HIV-1 can establish a state of latent infection at the level of individual T cells. Latently infected cells are rare in vivo and appear to arise when activated CD4(+) T cells, the major targets cells for HIV-1, become infected and survive long enough to revert back to a resting memory state, which is nonpermissive for viral gene expression. Because latent virus resides in memory T cells, it persists indefinitely even in patients on potent antiretroviral therapy. This latent reservoir is recognized as a major barrier to curing HIV-1 infection. The molecular mechanisms of latency are complex and include the absence in resting CD4(+) T cells of nuclear forms of key host transcription factors (e.g., NFκB and NFAT), the absence of Tat and associated host factors that promote efficient transcriptional elongation, epigenetic changes inhibiting HIV-1 gene expression, and transcriptional interference. The presence of a latent reservoir for HIV-1 helps explain the presence of very low levels of viremia in patients on antiretroviral therapy. These viruses are released from latently infected cells that have become activated and perhaps from other stable reservoirs but are blocked from additional rounds of replication by the drugs. Several approaches are under exploration for reactivating latent virus with the hope that this will allow elimination of the latent reservoir.

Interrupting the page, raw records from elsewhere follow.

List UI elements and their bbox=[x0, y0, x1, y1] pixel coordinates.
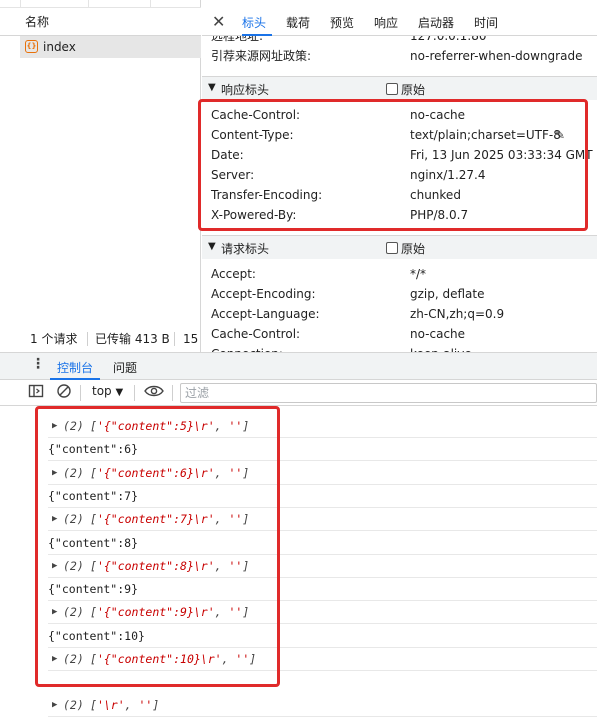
highlight-box-console-output bbox=[35, 406, 280, 687]
context-select[interactable]: top ▼ bbox=[92, 384, 123, 398]
tab-payload[interactable]: 载荷 bbox=[286, 14, 310, 31]
string-value: '\r' bbox=[96, 698, 125, 712]
live-expression-eye-icon[interactable] bbox=[144, 384, 164, 401]
expand-arrow-icon[interactable]: ▶ bbox=[52, 694, 57, 717]
drawer-tabbar: ⋮ 控制台 问题 bbox=[0, 352, 597, 380]
console-toolbar: top ▼ 过滤 bbox=[0, 380, 597, 406]
raw-label: 原始 bbox=[401, 242, 426, 256]
raw-label: 原始 bbox=[401, 83, 426, 97]
sidebar-toggle-icon[interactable] bbox=[28, 383, 44, 402]
request-name: index bbox=[43, 40, 76, 54]
highlight-box-response-headers bbox=[198, 99, 588, 231]
tab-console[interactable]: 控制台 bbox=[57, 359, 93, 376]
raw-checkbox[interactable] bbox=[386, 242, 398, 254]
document-icon: {} bbox=[25, 40, 38, 53]
triangle-down-icon: ▼ bbox=[208, 241, 216, 252]
section-title: 响应标头 bbox=[221, 83, 270, 97]
request-list: 名称 {} index 1 个请求 已传输 413 B 15 bbox=[0, 0, 201, 352]
details-tabbar: ✕ 标头 载荷 预览 响应 启动器 时间 bbox=[202, 8, 597, 36]
request-row-index[interactable]: {} index bbox=[20, 36, 201, 58]
filter-input[interactable]: 过滤 bbox=[180, 383, 597, 403]
tab-timing[interactable]: 时间 bbox=[474, 14, 498, 31]
triangle-down-icon: ▼ bbox=[208, 82, 216, 93]
active-tab-indicator bbox=[242, 34, 272, 36]
more-menu-icon[interactable]: ⋮ bbox=[31, 356, 45, 372]
tab-response[interactable]: 响应 bbox=[374, 14, 398, 31]
name-column-header[interactable]: 名称 bbox=[0, 8, 201, 36]
array-length: (2) bbox=[63, 698, 84, 712]
clear-console-icon[interactable] bbox=[56, 383, 72, 402]
tab-initiator[interactable]: 启动器 bbox=[418, 14, 454, 31]
tab-preview[interactable]: 预览 bbox=[330, 14, 354, 31]
status-bar: 1 个请求 已传输 413 B 15 bbox=[20, 328, 201, 350]
log-entry-array[interactable]: ▶ (2) ['\r', ''] bbox=[48, 694, 597, 717]
tab-issues[interactable]: 问题 bbox=[113, 359, 137, 376]
transferred-size: 已传输 413 B bbox=[95, 332, 170, 346]
request-count: 1 个请求 bbox=[30, 332, 78, 346]
status-extra: 15 bbox=[183, 332, 199, 346]
dropdown-arrow-icon: ▼ bbox=[115, 387, 124, 398]
section-title: 请求标头 bbox=[221, 242, 270, 256]
close-icon[interactable]: ✕ bbox=[212, 12, 225, 31]
tab-headers[interactable]: 标头 bbox=[242, 14, 266, 31]
column-strip bbox=[0, 0, 201, 8]
request-headers-section[interactable]: ▼ 请求标头 原始 bbox=[202, 235, 597, 259]
raw-checkbox[interactable] bbox=[386, 83, 398, 95]
array-preview: ['\r', ''] bbox=[90, 698, 160, 712]
string-value: '' bbox=[138, 698, 153, 712]
response-headers-section[interactable]: ▼ 响应标头 原始 bbox=[202, 76, 597, 100]
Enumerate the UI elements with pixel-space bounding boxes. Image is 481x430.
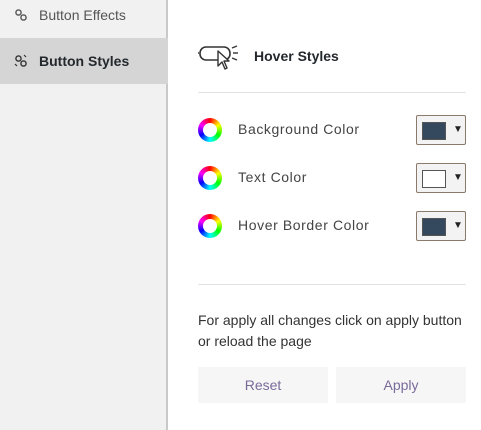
sidebar: Button Effects Button Styles xyxy=(0,0,168,430)
background-color-row: Background Color ▼ xyxy=(198,115,466,145)
hand-pointer-icon xyxy=(198,41,240,76)
color-wheel-icon xyxy=(198,166,222,190)
chevron-down-icon: ▼ xyxy=(453,172,463,183)
color-swatch xyxy=(422,170,446,188)
section-header: Hover Styles xyxy=(198,38,466,74)
background-color-label: Background Color xyxy=(238,121,360,137)
apply-button[interactable]: Apply xyxy=(336,367,466,403)
color-wheel-icon xyxy=(198,214,222,238)
chevron-down-icon: ▼ xyxy=(453,220,463,231)
hover-border-color-label: Hover Border Color xyxy=(238,217,370,233)
link-icon xyxy=(14,8,28,22)
hover-border-color-row: Hover Border Color ▼ xyxy=(198,211,466,241)
magic-link-icon xyxy=(14,54,28,68)
reset-button[interactable]: Reset xyxy=(198,367,328,403)
text-color-label: Text Color xyxy=(238,169,308,185)
apply-note: For apply all changes click on apply but… xyxy=(198,312,462,349)
color-wheel-icon xyxy=(198,118,222,142)
sidebar-item-label: Button Styles xyxy=(39,53,130,69)
color-swatch xyxy=(422,218,446,236)
color-swatch xyxy=(422,122,446,140)
section-title: Hover Styles xyxy=(254,48,339,64)
divider xyxy=(198,92,466,93)
sidebar-item-button-effects[interactable]: Button Effects xyxy=(0,0,168,38)
text-color-picker[interactable]: ▼ xyxy=(416,163,466,193)
background-color-picker[interactable]: ▼ xyxy=(416,115,466,145)
divider xyxy=(198,284,466,285)
sidebar-item-label: Button Effects xyxy=(39,7,126,23)
chevron-down-icon: ▼ xyxy=(453,124,463,135)
sidebar-item-button-styles[interactable]: Button Styles xyxy=(0,38,168,84)
text-color-row: Text Color ▼ xyxy=(198,163,466,193)
hover-border-color-picker[interactable]: ▼ xyxy=(416,211,466,241)
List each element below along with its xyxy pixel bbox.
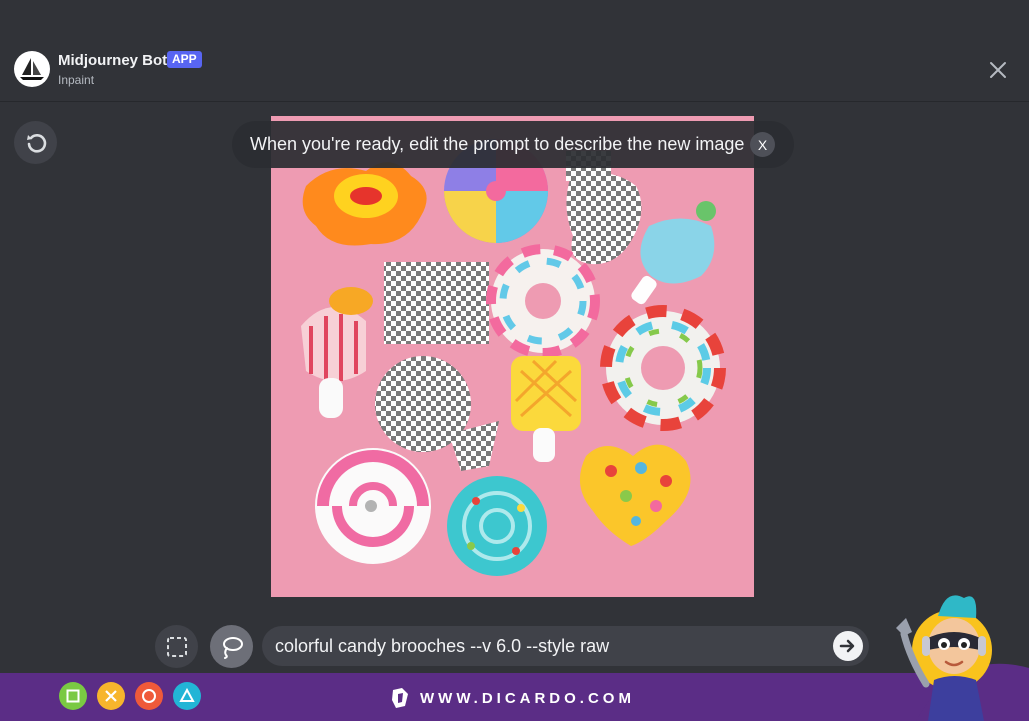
candy-heart	[579, 444, 691, 546]
sailboat-icon	[20, 58, 44, 80]
candy-figure	[640, 218, 715, 284]
mascot-icon	[896, 595, 1029, 721]
arrow-right-icon	[839, 639, 855, 653]
rectangle-select-icon	[166, 636, 187, 657]
inpaint-mask-skull	[566, 172, 642, 265]
circle-icon	[142, 689, 156, 703]
brand-text: WWW.DICARDO.COM	[420, 689, 635, 707]
lasso-select-button[interactable]	[210, 625, 253, 668]
brand: WWW.DICARDO.COM	[390, 684, 635, 712]
hint-text: When you're ready, edit the prompt to de…	[250, 134, 745, 154]
mascot-illustration	[886, 588, 1029, 721]
prompt-box	[262, 626, 869, 666]
hint-tooltip: When you're ready, edit the prompt to de…	[232, 121, 794, 168]
square-button	[59, 682, 87, 710]
app-badge: APP	[167, 51, 202, 68]
undo-button[interactable]	[14, 121, 57, 164]
close-button[interactable]	[984, 56, 1012, 84]
cross-icon	[105, 690, 117, 702]
inpaint-canvas[interactable]	[271, 116, 754, 597]
square-icon	[66, 689, 80, 703]
prompt-input[interactable]	[275, 626, 825, 666]
inpaint-mask-block	[384, 262, 489, 344]
bot-name: Midjourney Bot	[58, 52, 168, 69]
hint-close-button[interactable]: X	[750, 132, 775, 157]
triangle-button	[173, 682, 201, 710]
rectangle-select-button[interactable]	[155, 625, 198, 668]
cross-button	[97, 682, 125, 710]
submit-button[interactable]	[833, 631, 863, 661]
bot-avatar	[14, 51, 50, 87]
triangle-icon	[179, 688, 195, 702]
undo-icon	[26, 133, 46, 153]
modal-subtitle: Inpaint	[58, 73, 95, 87]
candy-image	[301, 139, 726, 576]
circle-button	[135, 682, 163, 710]
dicardo-logo-icon	[392, 688, 408, 708]
modal-header: Midjourney Bot APP Inpaint	[0, 0, 1029, 102]
lasso-select-icon	[222, 636, 243, 659]
close-icon	[990, 62, 1006, 78]
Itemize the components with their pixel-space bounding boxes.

HIV-1 可以在个体 T 细胞水平上建立潜伏感染状态。潜伏感染的细胞在体内很少见,似乎是在 HIV-1 的主要靶细胞——被激活的 CD4(+)T 细胞被感染并存活足够长的时间,恢复到静止的记忆状态时出现的,而这种记忆状态不利于病毒基因表达。由于潜伏病毒存在于记忆 T 细胞中,即使在接受高效抗逆转录病毒治疗的患者中,它也会无限期地持续存在。这种潜伏的病毒库被认为是治愈 HIV-1 感染的主要障碍。潜伏的分子机制很复杂,包括静止的 CD4(+)T 细胞中缺乏关键的宿主转录因子(如 NFκB 和 NFAT)的核形式,缺乏 Tat 和促进有效转录延伸的相关宿主因子,抑制 HIV-1 基因表达的表观遗传变化,以及转录干扰。HIV-1 潜伏库的存在有助于解释接受抗逆转录病毒治疗的患者中极低水平病毒血症的存在。这些病毒是从已被激活的潜伏感染细胞以及其他稳定的病毒库中释放出来的,但被药物阻断了进一步复制的机会。目前正在探索几种激活潜伏病毒的方法,希望这将有助于消除潜伏病毒库。